Les historiens veulent peser sur les pourparlers en cours

L’abrogation, une exigence non négociable

Les historiens veulent peser sur les pourparlers en cours

De Notre Correspondant A Paris: S. Raouf, Le Quotidien d’Oran, 7 janvier 2006

L’abrogation et rien que l’abrogation. Les historiens engagés depuis bientôt un an contre l’article 4 de la loi du 23 février 2005 n’ont pas tardé à redonner de la voix. Deux des leurs, Claude Liauzu et Gilles Manceron, ont mis en garde contre le maintien, même sous une forme édulcorée, de la disposition controversée.

Au soir de l’appel de Jacques Chirac pour une réécriture du dudit article, les deux historiens ont signé un nouvel appel d’une quinzaine de lignes qui se passe d’exégèse. Au nom des leurs, Liauzu et Manceron affirment qu’ils n’ont guère l’intention de sacrifier l’exigence d’abrogation sur l’autel des pourparlers en cours. Réagissant au plaidoyer chiraquien pour un énoncé consensuel et apaisant de l’article 4, Liauzu et Manceron y voient une démarche de la majorité gouvernementale à «se tirer d’un mauvais pas». Et les deux signataires de l’appel de s’interroger si la France se dirige, sur cette question, «vers une solution qui cherche à ménager la chèvre et le chou».

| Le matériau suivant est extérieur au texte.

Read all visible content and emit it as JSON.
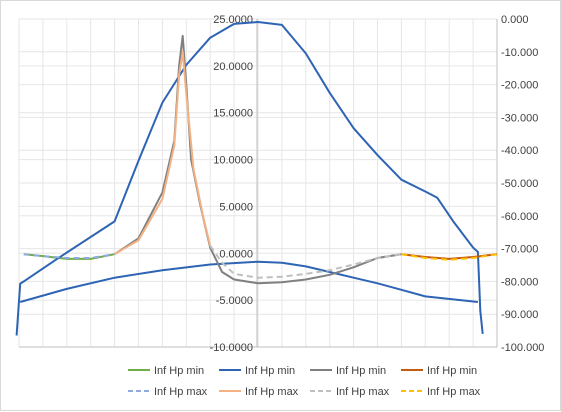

La célérité de la réaction et surtout sa tonalité ne sont pas dénuées d’observations aux yeux des milieux politiques et médiatiques. Tout se passe comme si la communauté historienne cherche, ce faisant, à peser sur les discussions en cours via la «Mission Debré». Selon les informations en possession du Quotidien d’Oran, Liauzu et Manceron seraient au rang des historiens retenus par le Président de l’Assemblée nationale sur sa liste des personnalités à auditionner. Jean-Louis Debré a commencé la nouvelle année avec, entre autres urgences, la préparation du rapport commandé par l’Elysée sur «l’action des députés dans le domaine de l’Histoire et de la mémoire».

Avant d’aller au Palais-Bourbon à la rencontre du premier législateur de France, Liauzu et Manceron ont tenu, via leur appel, à clarifier sans ambages la position de leur corporation. «Ce que demandent les historiens et enseignants qui ont protesté contre cet article, c’est son abrogation». Manifestement soucieux d’un surcroît de pression sur les pouvoirs exécutif et parlementaire, les deux historiens ont accompagné leur appel par des interventions répétées dans la presse. Jeudi, Gilles Manceron, vice-président de la Ligue des droits de l’homme et coauteur avec Hassan Remaoun d’un essai sur l’enseignement de la guerre d’Algérie en France et en Algérie (1), a rejeté d’avance une option autre que l’abrogation.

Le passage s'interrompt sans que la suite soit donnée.